We summed all the read counts from all the S. gregaria gregarious tissues and all the read counts from all the S. gregaria solitarious tissues in order to obtain total read counts for solitarious and gregarious adult bodies that did not include their digestive tubes. The total counts were then normalized as described before. We did not include S. gregaria’s guts libraries in this overall expression analysis because L. migratoria’s sequencing data in ref. 26 did not include the digestive tube—because it is too contaminated with DNAs and RNAs from microorganisms and foods.

A CSP was notoriously expressed in the testicles (see Results). Since the sequenced tissue for that library should include the ejaculatory bulb, we checked whether that CSP is a locust homolog of the ejaculatory bulb specific protein III (EBP3, accession number U08281)—a protein that seems to be homologous to CSPs41, 44, 48. We built an amino acids phylogeny adding EBP3 sequences from the pea aphid (ApisEBP3, accession number NP_001156287.1), the red floor beetle (TcasEBP3, accession number XP_008196341.1) and the fruit fly (DmelEBP3, accession number NP_524966.1). We used the same methodology and software as detailed earlier and we included an odorant binding protein from L. migratoria (LmigOBP, accession number ACI30696.1) as outgroup.

qPCRs were carried out for complementing and double-checking the RNA-seq results. We designed primers from the non-conserved regions of the CSPs in order to avoid non-specific amplification. This way we obtained primers for six putative L. migratoria CSPs (Table S13). We used RNAzol RT (Molecular Research Center, Inc.) for extracting total RNAs from the heads of eight L. migratoria adults (four gregarious and four solitarious), eight L. migratoria 4th instar nymphs (four gregarious and four solitarious) and eight S. gregaria 4th instar nymphs (four gregarious and four solitarious) as well as from the central nervous system tissues of S. gregaria adults (five gregarious and five solitarious). Residual gDNA was removed by DNAse I (Sigma-Aldritch) treatment and 16 cDNA libraries were separately synthesized in 20 µL reaction volumes using 1 µg of each total RNA and Superscript III RT kit (Invitrogen). qPCRs were carried out using 5 µL of the SensiMix SYBR kit mix (Bioline), 5 µL of 1:50 dilutions of the synthesized cDNA, 1 µL of each primer (10 pmol) and 3 µL of RNAse-free distilled water.

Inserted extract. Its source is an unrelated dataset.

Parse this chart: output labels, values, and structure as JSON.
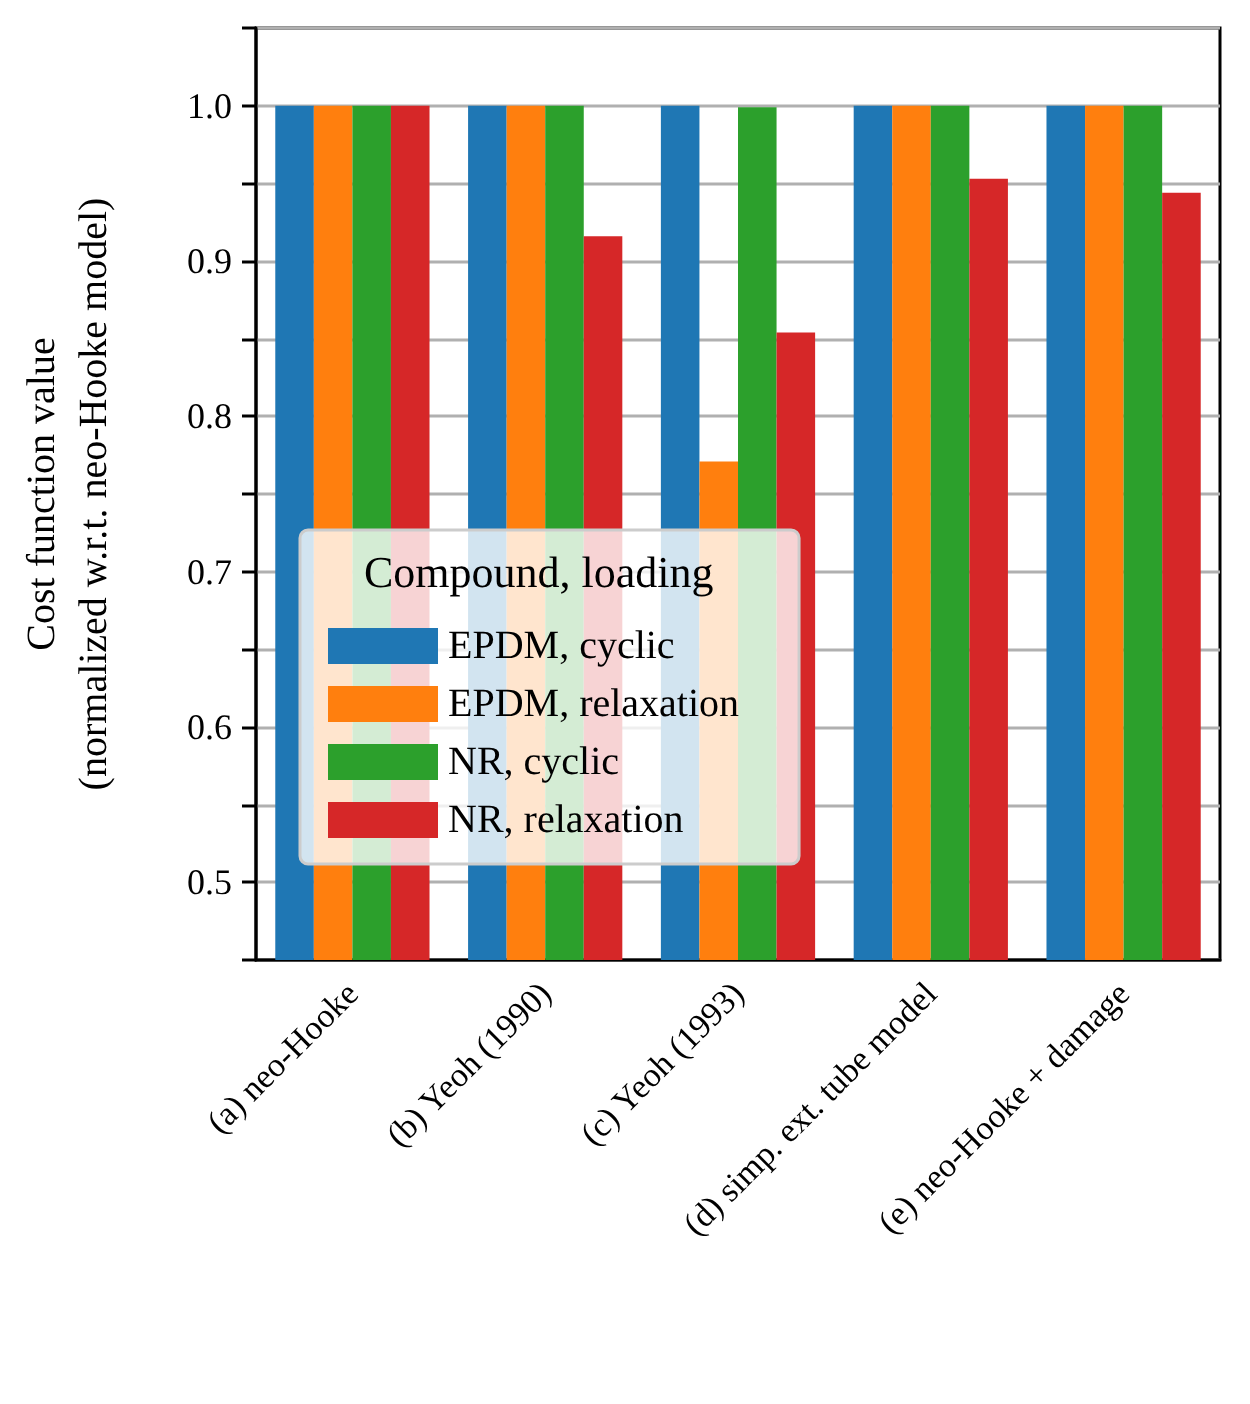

The cycling conditions were 95 °C for 10 min, then 40 cycles of 94 °C for 15 s, 60 °C for 15 s, and 72 °C for 15 s. The plate-reads were taken after each extension (i.e., 72 °C) step. Melting curves were built between each 72 °C and 95 °C step, with a plate-read every 1 °C, in order to verify that only a single DNA product was amplified. We used DNA Engine Peltier Thermal Cycler with a Chromo4 continuous fluorescence detector (Bio Rad) and the quantification was carried out using the delta Ct method, according to ref. 78. We used the GeNorm software (Primer Design, Ltd., Southampton University, Highfield Campus, Southampton Haunts, UK) and the housekeeping genes in refs 79 and 80 for selecting the most stable ones between locust phases. These were tubulin A1 for S. gregaria and ribosomal protein 49 for L. migratoria (primers in Supplementary Table S13). Each experimental and housekeeping gene was tested in triplicate for each cDNA.